For additional customization, some users explore modified WhatsApp apps like GBWhatsApp. However, note that unofficial versions may carry security risks and violate WhatsApp’s terms.

Would you like help setting up the WhatsApp integration? :rocket:

How do I determine if the order is legit.

  1. I look at what they ordered. Are there any patterns of ordering that are suspicious.

  2. I look at how they paid. If they paid with Paypal, I’m done. I accept it.

  3. if its on our merchant account (we don’t use shopify payments) I look at the fraud report.

If anything is off, I cancel it. The only thing I will accept is that the IP address is a small distance from their shipping address.

Anything else and the order is cancelled.

If it passes, then I email them.

I tell them we vet all first time customers and we would like to know how they found out about us, if they have every ordered before with a different email address and what other companies they bought from that sell similar products.

If they don’t respond, I cancel.

New customers are the worst. We have considered making the website members only and charging new customers a membership fee.

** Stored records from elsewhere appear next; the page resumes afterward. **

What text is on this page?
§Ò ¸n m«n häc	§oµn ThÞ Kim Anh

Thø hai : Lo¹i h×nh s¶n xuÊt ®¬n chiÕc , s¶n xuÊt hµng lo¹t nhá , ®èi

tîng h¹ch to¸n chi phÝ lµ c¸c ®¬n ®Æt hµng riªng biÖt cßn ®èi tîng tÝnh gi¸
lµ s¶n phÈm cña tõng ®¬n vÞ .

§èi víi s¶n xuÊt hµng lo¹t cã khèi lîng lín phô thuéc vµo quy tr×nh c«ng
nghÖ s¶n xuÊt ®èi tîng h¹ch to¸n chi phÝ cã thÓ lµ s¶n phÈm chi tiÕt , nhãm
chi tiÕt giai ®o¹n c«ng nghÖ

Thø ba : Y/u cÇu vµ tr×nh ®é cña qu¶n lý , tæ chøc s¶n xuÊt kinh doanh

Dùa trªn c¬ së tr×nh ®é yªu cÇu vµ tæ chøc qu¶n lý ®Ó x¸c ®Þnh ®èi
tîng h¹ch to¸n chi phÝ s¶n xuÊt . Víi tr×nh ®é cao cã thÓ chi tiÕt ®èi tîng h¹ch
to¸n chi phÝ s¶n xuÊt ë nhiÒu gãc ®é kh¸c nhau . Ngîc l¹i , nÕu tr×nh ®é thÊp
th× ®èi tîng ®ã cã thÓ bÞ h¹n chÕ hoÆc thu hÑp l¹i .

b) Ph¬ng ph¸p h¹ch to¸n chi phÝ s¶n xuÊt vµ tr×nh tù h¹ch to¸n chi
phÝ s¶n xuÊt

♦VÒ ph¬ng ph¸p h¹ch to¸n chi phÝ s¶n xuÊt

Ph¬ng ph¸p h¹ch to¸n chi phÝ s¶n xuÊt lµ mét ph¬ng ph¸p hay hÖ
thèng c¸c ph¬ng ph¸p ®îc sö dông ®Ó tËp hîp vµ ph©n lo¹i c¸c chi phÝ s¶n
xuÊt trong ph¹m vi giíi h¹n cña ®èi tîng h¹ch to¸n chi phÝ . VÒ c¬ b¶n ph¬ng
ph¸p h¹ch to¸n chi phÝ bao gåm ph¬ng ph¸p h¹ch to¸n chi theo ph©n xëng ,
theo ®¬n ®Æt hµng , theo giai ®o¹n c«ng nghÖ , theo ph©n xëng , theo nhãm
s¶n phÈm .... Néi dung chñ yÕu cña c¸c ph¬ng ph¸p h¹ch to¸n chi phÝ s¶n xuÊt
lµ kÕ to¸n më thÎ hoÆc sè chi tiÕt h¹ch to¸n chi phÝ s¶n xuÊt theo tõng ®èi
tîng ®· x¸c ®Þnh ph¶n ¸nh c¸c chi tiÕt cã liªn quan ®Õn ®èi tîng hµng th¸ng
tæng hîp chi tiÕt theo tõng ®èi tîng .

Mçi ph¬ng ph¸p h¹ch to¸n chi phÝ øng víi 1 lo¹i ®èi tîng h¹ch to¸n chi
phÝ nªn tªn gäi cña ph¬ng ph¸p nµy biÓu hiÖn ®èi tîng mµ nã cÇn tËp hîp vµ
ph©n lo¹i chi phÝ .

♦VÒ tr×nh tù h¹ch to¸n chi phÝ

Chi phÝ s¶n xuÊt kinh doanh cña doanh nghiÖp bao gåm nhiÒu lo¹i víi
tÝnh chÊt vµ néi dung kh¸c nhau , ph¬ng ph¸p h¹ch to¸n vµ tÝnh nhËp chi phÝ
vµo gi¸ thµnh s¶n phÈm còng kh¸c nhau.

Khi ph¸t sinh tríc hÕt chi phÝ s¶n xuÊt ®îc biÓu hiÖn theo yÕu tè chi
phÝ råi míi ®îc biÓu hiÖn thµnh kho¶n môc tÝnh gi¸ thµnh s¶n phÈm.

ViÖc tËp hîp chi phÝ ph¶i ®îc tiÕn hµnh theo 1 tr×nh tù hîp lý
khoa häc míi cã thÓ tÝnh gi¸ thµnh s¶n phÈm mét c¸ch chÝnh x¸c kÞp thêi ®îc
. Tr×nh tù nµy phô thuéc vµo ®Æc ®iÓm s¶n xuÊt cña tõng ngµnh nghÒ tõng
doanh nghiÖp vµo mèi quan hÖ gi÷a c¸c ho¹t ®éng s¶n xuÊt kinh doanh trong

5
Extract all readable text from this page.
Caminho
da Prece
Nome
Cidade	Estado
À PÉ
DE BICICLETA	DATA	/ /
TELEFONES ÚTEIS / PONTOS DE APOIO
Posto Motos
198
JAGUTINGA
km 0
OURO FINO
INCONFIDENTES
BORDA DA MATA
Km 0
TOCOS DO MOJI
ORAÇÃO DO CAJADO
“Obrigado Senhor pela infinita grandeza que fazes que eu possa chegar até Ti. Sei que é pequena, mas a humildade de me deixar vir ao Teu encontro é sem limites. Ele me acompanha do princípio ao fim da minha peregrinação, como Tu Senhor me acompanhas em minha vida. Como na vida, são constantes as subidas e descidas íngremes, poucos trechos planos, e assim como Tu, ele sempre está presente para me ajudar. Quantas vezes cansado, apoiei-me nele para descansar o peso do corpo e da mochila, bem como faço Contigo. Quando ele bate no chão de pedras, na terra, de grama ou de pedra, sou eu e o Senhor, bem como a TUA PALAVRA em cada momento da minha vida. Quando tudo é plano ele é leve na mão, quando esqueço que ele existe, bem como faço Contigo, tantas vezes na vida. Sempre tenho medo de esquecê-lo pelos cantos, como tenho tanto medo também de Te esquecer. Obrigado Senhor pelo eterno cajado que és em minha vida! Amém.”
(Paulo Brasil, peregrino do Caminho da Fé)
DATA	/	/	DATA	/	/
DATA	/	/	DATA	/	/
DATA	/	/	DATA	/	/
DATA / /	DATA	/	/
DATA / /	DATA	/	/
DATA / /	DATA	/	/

New customers complain the most, spend the least, have the highest risk of fraud and false claims of non-delivery.

We cancel 75% of new orders. We don’t need them.

Got it, so it’s mix of heuristics.

Rule #2 is definitely Flow-able.

Rule #1 is more human judgement, and based off of gut.

Even starting the vetting process is possible to automate. You can hold the order in flow for these first time customers under investigation.

Do you sell custom made or high end goods? I assume this process is worth it then, because the risk is so high. I recall you mentioned $1,000+ orders cost 10% in returns.